Tuesday, August 24, 2010

The Price of Art Dept: Brad Pitt as Dr. Masters? Angelina Jolie as Virginia? Hey, What's a Bald Cranium Among Friends, Right?

I was recently asked who would I like to see as Masters and Johnson if they made a rendition of my biography, "Masters of Sex", for the big screen (actually, my 42-inch HDTV screen, to be exact). Of course, Bill Masters and Virginia Johnson are one of the most fascinating American couples of our times, so naturally I thought Angelina Jolie and Brad Pitt. The drama around their lives is nothing compared to the long-running partnership and marriage of Masters and Johnson. Of course, Pitt and Jolie might command top dollar for such a production. But I read in Vanity Fair's cover story on Jolie that she and Brad were looking for a project that they could both work on together. Well, voila! How's that for a short commute?
Contracts, agents, the paparazzi, they all are surely factors if Angelina and Brad became the "Masters of Sex" portrayed in my book, a kind of real-life version of the Pygmalion tale. The biggest obstacle might be the need for Pitt to shave his head bald, a la Dr. Masters. It gets awfully chilly in that lab without hair.
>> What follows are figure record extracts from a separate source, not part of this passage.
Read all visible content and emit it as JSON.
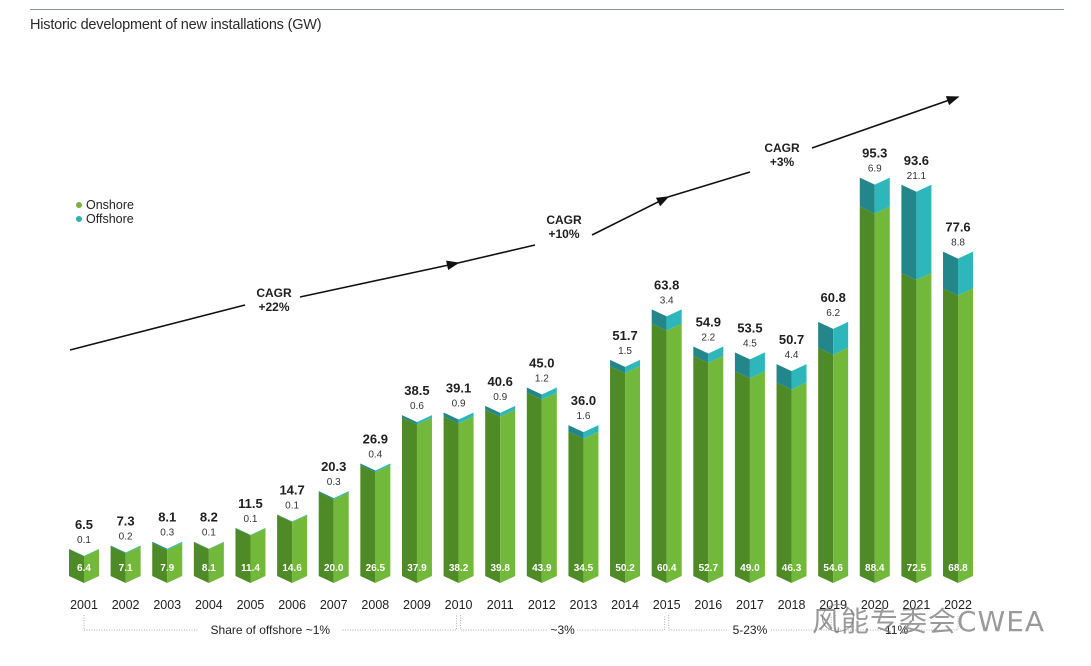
{
  "title": "Historic development of new installations (GW)",
  "legend": [
    {
      "label": "Onshore",
      "color": "#79b13c"
    },
    {
      "label": "Offshore",
      "color": "#2fb0b4"
    }
  ],
  "colors": {
    "onshore_left": "#4e8a25",
    "onshore_right": "#72b83a",
    "offshore_left": "#23868a",
    "offshore_right": "#2db7bb",
    "arrow": "#111111"
  },
  "chart_data": {
    "type": "bar",
    "stacked": true,
    "title": "Historic development of new installations (GW)",
    "xlabel": "",
    "ylabel": "GW",
    "categories": [
      "2001",
      "2002",
      "2003",
      "2004",
      "2005",
      "2006",
      "2007",
      "2008",
      "2009",
      "2010",
      "2011",
      "2012",
      "2013",
      "2014",
      "2015",
      "2016",
      "2017",
      "2018",
      "2019",
      "2020",
      "2021",
      "2022"
    ],
    "series": [
      {
        "name": "Onshore",
        "values": [
          6.4,
          7.1,
          7.9,
          8.1,
          11.4,
          14.6,
          20.0,
          26.5,
          37.9,
          38.2,
          39.8,
          43.9,
          34.5,
          50.2,
          60.4,
          52.7,
          49.0,
          46.3,
          54.6,
          88.4,
          72.5,
          68.8
        ]
      },
      {
        "name": "Offshore",
        "values": [
          0.1,
          0.2,
          0.3,
          0.1,
          0.1,
          0.1,
          0.3,
          0.4,
          0.6,
          0.9,
          0.9,
          1.2,
          1.6,
          1.5,
          3.4,
          2.2,
          4.5,
          4.4,
          6.2,
          6.9,
          21.1,
          8.8
        ]
      }
    ],
    "totals": [
      6.5,
      7.3,
      8.1,
      8.2,
      11.5,
      14.7,
      20.3,
      26.9,
      38.5,
      39.1,
      40.6,
      45.0,
      36.0,
      51.7,
      63.8,
      54.9,
      53.5,
      50.7,
      60.8,
      95.3,
      93.6,
      77.6
    ],
    "onshore_labels": [
      "6.4",
      "7.1",
      "7.9",
      "8.1",
      "11.4",
      "14.6",
      "20.0",
      "26.5",
      "37.9",
      "38.2",
      "39.8",
      "43.9",
      "34.5",
      "50.2",
      "60.4",
      "52.7",
      "49.0",
      "46.3",
      "54.6",
      "88.4",
      "72.5",
      "68.8"
    ],
    "offshore_labels": [
      "0.1",
      "0.2",
      "0.3",
      "0.1",
      "0.1",
      "0.1",
      "0.3",
      "0.4",
      "0.6",
      "0.9",
      "0.9",
      "1.2",
      "1.6",
      "1.5",
      "3.4",
      "2.2",
      "4.5",
      "4.4",
      "6.2",
      "6.9",
      "21.1",
      "8.8"
    ],
    "total_labels": [
      "6.5",
      "7.3",
      "8.1",
      "8.2",
      "11.5",
      "14.7",
      "20.3",
      "26.9",
      "38.5",
      "39.1",
      "40.6",
      "45.0",
      "36.0",
      "51.7",
      "63.8",
      "54.9",
      "53.5",
      "50.7",
      "60.8",
      "95.3",
      "93.6",
      "77.6"
    ],
    "ylim": [
      0,
      100
    ],
    "grid": false,
    "legend_position": "left",
    "annotations": {
      "cagr": [
        {
          "line1": "CAGR",
          "line2": "+22%",
          "from": "2001",
          "to": "2010"
        },
        {
          "line1": "CAGR",
          "line2": "+10%",
          "from": "2010",
          "to": "2015"
        },
        {
          "line1": "CAGR",
          "line2": "+3%",
          "from": "2015",
          "to": "2022"
        }
      ],
      "offshore_share": [
        {
          "label": "Share of offshore ~1%",
          "from": "2001",
          "to": "2010"
        },
        {
          "label": "~3%",
          "from": "2010",
          "to": "2015"
        },
        {
          "label": "5-23%",
          "from": "2015",
          "to": "2019"
        },
        {
          "label": "11%",
          "from": "2019",
          "to": "2022"
        }
      ]
    }
  },
  "watermark": "风能专委会CWEA"
}
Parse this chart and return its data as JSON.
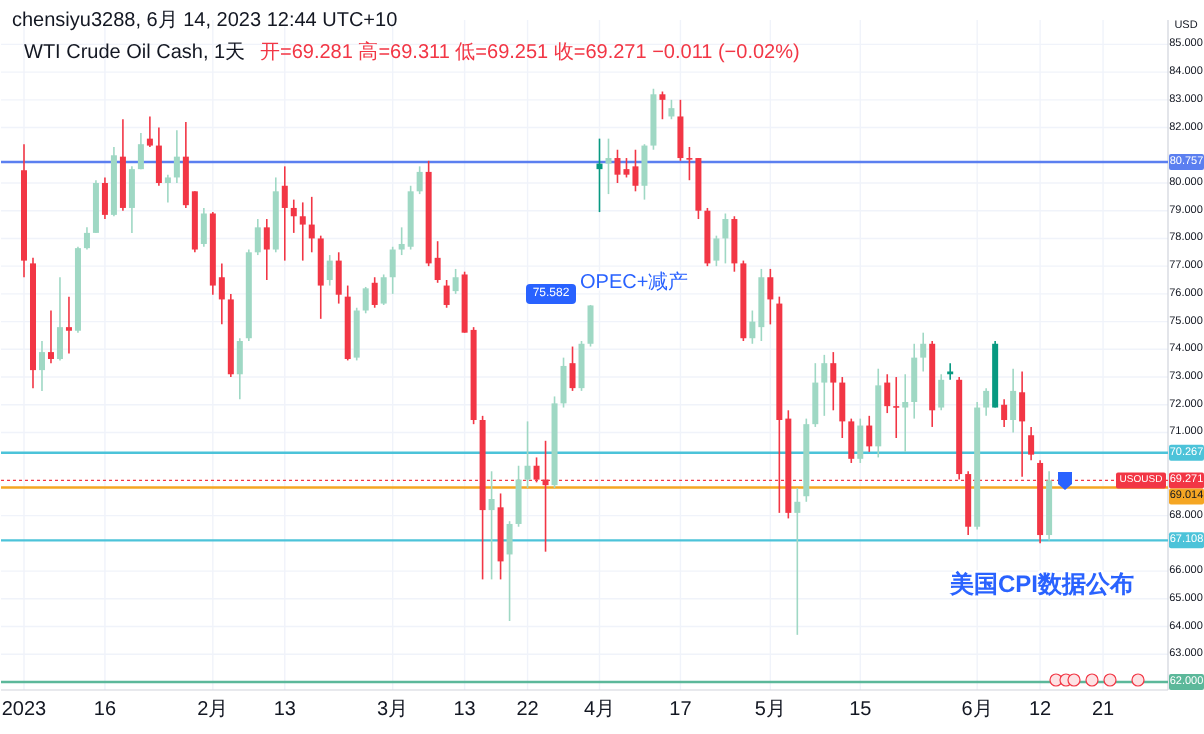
{
  "chart_data": {
    "type": "candlestick",
    "title": "WTI Crude Oil Cash, 1天",
    "subtitle": "开=69.281 高=69.311 低=69.251 收=69.271 −0.011 (−0.02%)",
    "annotations": [
      "chensiyu3288, 6月 14, 2023 12:44 UTC+10",
      "USD",
      "75.582",
      "OPEC+减产",
      "美国CPI数据公布",
      {
        "text": "USOUSD",
        "y": 69.271
      }
    ],
    "categories": [
      "2023",
      null,
      null,
      null,
      null,
      null,
      null,
      null,
      null,
      "16",
      null,
      null,
      null,
      null,
      null,
      null,
      null,
      null,
      null,
      null,
      null,
      "2月",
      null,
      null,
      null,
      null,
      null,
      null,
      null,
      "13",
      null,
      null,
      null,
      null,
      null,
      null,
      null,
      null,
      null,
      null,
      null,
      "3月",
      null,
      null,
      null,
      null,
      null,
      null,
      null,
      "13",
      null,
      null,
      null,
      null,
      null,
      null,
      "22",
      null,
      null,
      null,
      null,
      null,
      null,
      null,
      "4月",
      null,
      null,
      null,
      null,
      null,
      null,
      null,
      null,
      "17",
      null,
      null,
      null,
      null,
      null,
      null,
      null,
      null,
      null,
      "5月",
      null,
      null,
      null,
      null,
      null,
      null,
      null,
      null,
      null,
      "15",
      null,
      null,
      null,
      null,
      null,
      null,
      null,
      null,
      null,
      null,
      null,
      null,
      "6月",
      null,
      null,
      null,
      null,
      null,
      null,
      "12",
      null,
      null,
      null,
      null,
      null,
      null,
      "21",
      null,
      null,
      null,
      null,
      null,
      null,
      null
    ],
    "ohlc": [
      [
        80.46,
        81.4,
        76.6,
        77.2
      ],
      [
        77.1,
        77.3,
        72.6,
        73.25
      ],
      [
        73.25,
        74.3,
        72.5,
        73.9
      ],
      [
        73.9,
        75.4,
        73.5,
        73.65
      ],
      [
        73.65,
        76.6,
        73.6,
        74.8
      ],
      [
        74.8,
        75.9,
        73.85,
        74.67
      ],
      [
        74.67,
        77.7,
        74.6,
        77.65
      ],
      [
        77.65,
        78.4,
        77.6,
        78.2
      ],
      [
        78.2,
        80.1,
        78.2,
        80.0
      ],
      [
        80.0,
        80.2,
        78.7,
        78.85
      ],
      [
        78.85,
        81.3,
        78.8,
        81.0
      ],
      [
        80.95,
        82.3,
        79.0,
        79.1
      ],
      [
        79.1,
        80.6,
        78.2,
        80.5
      ],
      [
        80.5,
        81.8,
        80.5,
        81.4
      ],
      [
        81.6,
        82.4,
        81.3,
        81.35
      ],
      [
        81.35,
        82.0,
        79.9,
        80.0
      ],
      [
        80.0,
        80.3,
        79.3,
        80.2
      ],
      [
        80.2,
        81.9,
        80.0,
        80.95
      ],
      [
        80.95,
        82.2,
        79.1,
        79.2
      ],
      [
        79.7,
        79.7,
        77.5,
        77.6
      ],
      [
        77.8,
        79.1,
        77.7,
        78.9
      ],
      [
        78.9,
        78.95,
        75.97,
        76.3
      ],
      [
        76.6,
        77.1,
        74.9,
        75.8
      ],
      [
        75.8,
        76.0,
        73.0,
        73.1
      ],
      [
        73.1,
        74.4,
        72.2,
        74.3
      ],
      [
        74.4,
        77.6,
        74.3,
        77.5
      ],
      [
        77.5,
        78.7,
        77.4,
        78.4
      ],
      [
        78.4,
        78.7,
        76.5,
        77.6
      ],
      [
        77.6,
        80.2,
        77.5,
        79.7
      ],
      [
        79.9,
        80.6,
        77.2,
        79.1
      ],
      [
        79.1,
        79.4,
        78.2,
        78.8
      ],
      [
        78.8,
        79.3,
        77.2,
        78.5
      ],
      [
        78.5,
        79.5,
        77.5,
        78.0
      ],
      [
        78.0,
        78.1,
        75.1,
        76.3
      ],
      [
        76.5,
        77.4,
        76.3,
        77.2
      ],
      [
        77.2,
        77.5,
        75.65,
        75.97
      ],
      [
        75.9,
        76.3,
        73.6,
        73.65
      ],
      [
        73.7,
        75.5,
        73.6,
        75.4
      ],
      [
        75.4,
        76.25,
        75.3,
        76.2
      ],
      [
        76.4,
        76.6,
        75.5,
        75.6
      ],
      [
        75.65,
        76.7,
        75.6,
        76.6
      ],
      [
        76.6,
        77.7,
        76.0,
        77.6
      ],
      [
        77.6,
        78.4,
        77.4,
        77.8
      ],
      [
        77.7,
        79.9,
        77.6,
        79.7
      ],
      [
        79.7,
        80.6,
        79.6,
        80.4
      ],
      [
        80.4,
        80.8,
        77.0,
        77.1
      ],
      [
        77.3,
        77.9,
        76.4,
        76.5
      ],
      [
        76.3,
        76.5,
        75.5,
        75.6
      ],
      [
        76.1,
        76.9,
        76.0,
        76.6
      ],
      [
        76.7,
        76.8,
        74.6,
        74.6
      ],
      [
        74.7,
        74.8,
        71.3,
        71.45
      ],
      [
        71.45,
        71.6,
        65.7,
        68.2
      ],
      [
        68.2,
        69.6,
        65.7,
        68.6
      ],
      [
        68.3,
        68.8,
        65.7,
        66.35
      ],
      [
        66.6,
        67.8,
        64.2,
        67.7
      ],
      [
        67.7,
        69.8,
        67.6,
        69.3
      ],
      [
        69.3,
        71.4,
        69.0,
        69.8
      ],
      [
        69.8,
        70.1,
        69.2,
        69.3
      ],
      [
        69.3,
        70.7,
        66.7,
        69.1
      ],
      [
        69.1,
        72.3,
        69.0,
        72.05
      ],
      [
        72.05,
        73.7,
        71.9,
        73.4
      ],
      [
        73.5,
        74.1,
        72.5,
        72.6
      ],
      [
        72.6,
        74.3,
        72.5,
        74.2
      ],
      [
        74.2,
        75.6,
        74.1,
        75.582
      ],
      [
        80.5,
        81.6,
        78.95,
        80.7
      ],
      [
        80.7,
        81.6,
        79.6,
        80.9
      ],
      [
        80.9,
        81.2,
        80.0,
        80.3
      ],
      [
        80.5,
        80.9,
        80.2,
        80.3
      ],
      [
        80.6,
        81.2,
        79.7,
        79.9
      ],
      [
        79.9,
        81.4,
        79.4,
        81.35
      ],
      [
        81.35,
        83.4,
        81.2,
        83.2
      ],
      [
        83.2,
        83.3,
        82.3,
        83.0
      ],
      [
        82.4,
        83.0,
        82.3,
        82.7
      ],
      [
        82.4,
        83.0,
        80.8,
        80.9
      ],
      [
        80.9,
        81.3,
        80.1,
        80.85
      ],
      [
        80.9,
        80.9,
        78.7,
        79.0
      ],
      [
        79.0,
        79.1,
        77.0,
        77.1
      ],
      [
        77.2,
        78.1,
        77.0,
        78.0
      ],
      [
        78.0,
        78.9,
        77.1,
        78.7
      ],
      [
        78.7,
        78.8,
        76.8,
        77.1
      ],
      [
        77.1,
        77.2,
        74.3,
        74.4
      ],
      [
        74.4,
        75.4,
        74.2,
        75.0
      ],
      [
        74.8,
        76.9,
        74.3,
        76.6
      ],
      [
        76.6,
        76.9,
        74.9,
        75.8
      ],
      [
        75.65,
        75.9,
        68.1,
        71.45
      ],
      [
        71.5,
        71.8,
        67.9,
        68.1
      ],
      [
        68.1,
        69.0,
        63.7,
        68.5
      ],
      [
        68.7,
        71.5,
        68.5,
        71.3
      ],
      [
        71.3,
        73.5,
        71.2,
        72.8
      ],
      [
        72.8,
        73.8,
        71.6,
        73.5
      ],
      [
        73.5,
        73.9,
        71.8,
        72.8
      ],
      [
        72.8,
        73.0,
        70.8,
        71.4
      ],
      [
        71.4,
        71.5,
        69.9,
        70.05
      ],
      [
        70.05,
        71.5,
        69.9,
        71.25
      ],
      [
        71.25,
        71.6,
        70.3,
        70.5
      ],
      [
        70.5,
        73.3,
        70.1,
        72.7
      ],
      [
        72.8,
        73.1,
        71.7,
        71.95
      ],
      [
        71.95,
        73.0,
        70.8,
        71.9
      ],
      [
        71.9,
        73.1,
        70.3,
        72.1
      ],
      [
        72.1,
        74.2,
        71.5,
        73.7
      ],
      [
        73.7,
        74.6,
        73.2,
        74.2
      ],
      [
        74.2,
        74.3,
        71.2,
        71.8
      ],
      [
        71.9,
        73.1,
        71.8,
        72.9
      ],
      [
        73.1,
        73.5,
        72.9,
        73.2
      ],
      [
        72.9,
        73.0,
        69.3,
        69.5
      ],
      [
        69.5,
        69.6,
        67.3,
        67.6
      ],
      [
        67.6,
        72.1,
        67.5,
        71.9
      ],
      [
        71.9,
        72.6,
        71.6,
        72.5
      ],
      [
        71.9,
        74.3,
        71.9,
        74.2
      ],
      [
        72.0,
        72.2,
        71.2,
        71.45
      ],
      [
        71.45,
        73.3,
        71.0,
        72.5
      ],
      [
        72.45,
        73.2,
        69.4,
        71.4
      ],
      [
        70.9,
        71.2,
        70.0,
        70.2
      ],
      [
        69.9,
        70.0,
        67.0,
        67.3
      ],
      [
        67.3,
        69.6,
        67.1,
        69.271
      ],
      null,
      null,
      null,
      null,
      null,
      null,
      null,
      null,
      null,
      null,
      null,
      null,
      null
    ],
    "colors": [
      "#f23645",
      "#f23645",
      "#9fd8c4",
      "#f23645",
      "#9fd8c4",
      "#f23645",
      "#9fd8c4",
      "#9fd8c4",
      "#9fd8c4",
      "#f23645",
      "#9fd8c4",
      "#f23645",
      "#9fd8c4",
      "#9fd8c4",
      "#f23645",
      "#f23645",
      "#9fd8c4",
      "#9fd8c4",
      "#f23645",
      "#f23645",
      "#9fd8c4",
      "#f23645",
      "#f23645",
      "#f23645",
      "#9fd8c4",
      "#9fd8c4",
      "#9fd8c4",
      "#f23645",
      "#9fd8c4",
      "#f23645",
      "#f23645",
      "#f23645",
      "#f23645",
      "#f23645",
      "#9fd8c4",
      "#f23645",
      "#f23645",
      "#9fd8c4",
      "#9fd8c4",
      "#f23645",
      "#9fd8c4",
      "#9fd8c4",
      "#9fd8c4",
      "#9fd8c4",
      "#9fd8c4",
      "#f23645",
      "#f23645",
      "#f23645",
      "#9fd8c4",
      "#f23645",
      "#f23645",
      "#f23645",
      "#9fd8c4",
      "#f23645",
      "#9fd8c4",
      "#9fd8c4",
      "#9fd8c4",
      "#f23645",
      "#f23645",
      "#9fd8c4",
      "#9fd8c4",
      "#f23645",
      "#9fd8c4",
      "#9fd8c4",
      "#089981",
      "#9fd8c4",
      "#f23645",
      "#f23645",
      "#f23645",
      "#9fd8c4",
      "#9fd8c4",
      "#f23645",
      "#9fd8c4",
      "#f23645",
      "#f23645",
      "#f23645",
      "#f23645",
      "#9fd8c4",
      "#9fd8c4",
      "#f23645",
      "#f23645",
      "#9fd8c4",
      "#9fd8c4",
      "#f23645",
      "#f23645",
      "#f23645",
      "#9fd8c4",
      "#9fd8c4",
      "#9fd8c4",
      "#9fd8c4",
      "#f23645",
      "#f23645",
      "#f23645",
      "#9fd8c4",
      "#f23645",
      "#9fd8c4",
      "#f23645",
      "#f23645",
      "#9fd8c4",
      "#9fd8c4",
      "#9fd8c4",
      "#f23645",
      "#9fd8c4",
      "#089981",
      "#f23645",
      "#f23645",
      "#9fd8c4",
      "#9fd8c4",
      "#089981",
      "#f23645",
      "#9fd8c4",
      "#f23645",
      "#f23645",
      "#f23645",
      "#9fd8c4",
      null,
      null,
      null,
      null,
      null,
      null,
      null,
      null,
      null,
      null,
      null,
      null,
      null
    ],
    "ylim": [
      61.71,
      85.88
    ],
    "yticks": [
      {
        "value": 63,
        "label": "63.000"
      },
      {
        "value": 64,
        "label": "64.000"
      },
      {
        "value": 65,
        "label": "65.000"
      },
      {
        "value": 66,
        "label": "66.000"
      },
      {
        "value": 68,
        "label": "68.000"
      },
      {
        "value": 71,
        "label": "71.000"
      },
      {
        "value": 72,
        "label": "72.000"
      },
      {
        "value": 73,
        "label": "73.000"
      },
      {
        "value": 74,
        "label": "74.000"
      },
      {
        "value": 75,
        "label": "75.000"
      },
      {
        "value": 76,
        "label": "76.000"
      },
      {
        "value": 77,
        "label": "77.000"
      },
      {
        "value": 78,
        "label": "78.000"
      },
      {
        "value": 79,
        "label": "79.000"
      },
      {
        "value": 80,
        "label": "80.000"
      },
      {
        "value": 82,
        "label": "82.000"
      },
      {
        "value": 83,
        "label": "83.000"
      },
      {
        "value": 84,
        "label": "84.000"
      },
      {
        "value": 85,
        "label": "85.000"
      }
    ],
    "grid": true,
    "ref_lines": [
      {
        "axis": "y",
        "value": 80.757,
        "label": "80.757",
        "color": "#5b7ff0"
      },
      {
        "axis": "y",
        "value": 70.267,
        "label": "70.267",
        "color": "#4cc3d9"
      },
      {
        "axis": "y",
        "value": 69.271,
        "label": "69.271",
        "color": "#f23645",
        "line_style": "dotted"
      },
      {
        "axis": "y",
        "value": 69.014,
        "label": "69.014",
        "color": "#f5a623"
      },
      {
        "axis": "y",
        "value": 67.108,
        "label": "67.108",
        "color": "#4cc3d9"
      },
      {
        "axis": "y",
        "value": 62.0,
        "label": "62.000",
        "color": "#5cb89a"
      }
    ]
  }
}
But what price art, say I?

Pooh-Poohing Pee-Wee? Claims He'd Call "Masters and Johnson" Expert to Bolster Innocence in "One Hand Vs. The Other" Defense

When you're a high-minded biographer like myself, you're occasionally asked a question that makes you squirm. Sometimes, it's because you don't know the answer. Other times, it's because you wish you weren't asked the question in the first place.
A friendly journalist at Playboy, Chip Rowe, called me the other day about this reply that Paul Reubens (aka, TV's "Pee Wee Herman") gave to his magazine when asked about the 1991 arrest for indecency that virtually wrecked poor Pee Wee's career with the kiddies and their parents. Chip asked if I knew who might have been willing to testify among the Masters and Johnson staff on Pee Wee's behalf? I told Chip that I might have an idea, but the person I have in mind spoke to me in confidence for my book about Masters and Johnson and I couldn't reveal this person's name. I was really sorry to do that because the Playboy Foundation was very gracious to my book and Hugh Hefner consented to a very illuminating interview as part of the research. As my biography of Masters and Johnson recounts, Hefner is very proud of the financing that his foundation provided for the medical research done by Masters and Johnson, particularly at a time in the 1960s when government and academia shunned them. By the early 1990s, the Masters and Johnson clinic had virtually closed down, with Virginia in near retirement and Bill suffering from Parkinson's disease and winding down his medical practice. I'm virtually certain they wouldn't have testified for Pee-Wee. A former staffer who might have been willing to be called for the defense was an early source for mine in the research. I couldn't reveal this source without breaking my off-the-record promise. So unfortunately, I was no help in solving the Great Pee-Wee Mystery.